The Old Well, a unique kiosk outside the café at Nike headquarters in Beaverton, Ore., offers grab-and-go items as well as Starbucks specialty drinks. According to Michael Morgan, Guckenheimer’s director of operations for the Pacific Northwest, selections are tailored to fit customer preferences and to be in step with the season. Usually three Starbucks-certified baristas handle the morning rush, with two or three on for the rest of the day. A variety of blends featuring fair trade coffee as well as the more organic shade grown are offered daily and contribute to better sales overall, Morgan believes.
Vegan froth: “We promote awareness by identifying these blends with 8-1/2-in. by 11-in. signs as well as providing brochures plus a link to Starbucks Web site from the cafe’s Intranet site to keep the customer informed,” he says. “We’ve also been offering soy milk and flavored soy alternatives that can be used in cappuccinos and other coffees for lactose intolerant customers and also for those trying to stay true to a vegan diet.”
Starbucks specialty coffees are also featured at Footnotes Café, the newly opened café in the library on the University of Maryland campus in College Park.
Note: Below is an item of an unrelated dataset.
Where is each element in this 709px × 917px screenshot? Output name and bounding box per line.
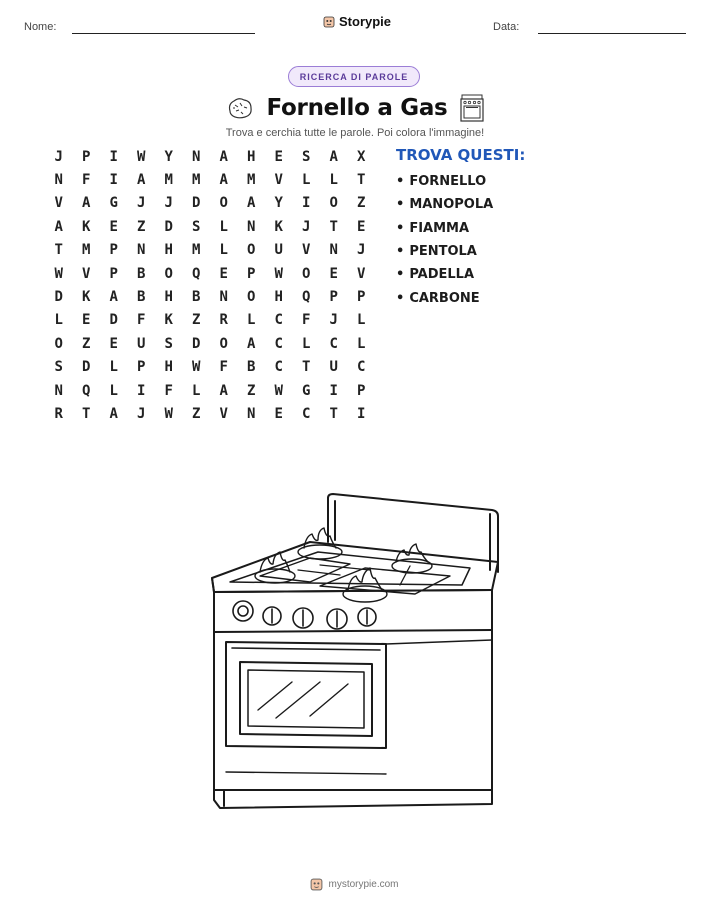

It’s proven to be such a popular venue that sales have grown from $500 a day in February 2004 to over $2,500 today and its hours will be expanded this spring by an additional five, to close at 10 p.m.
Director of dining services Pat Higgins, RD, FMP, notes: “About 50% of business there is coffee, with specialty drinks including espresso macchiato—espresso, foamed milk and a shot of flavor—and espresso con panna—espresso with whipped cream, served by our baristas.”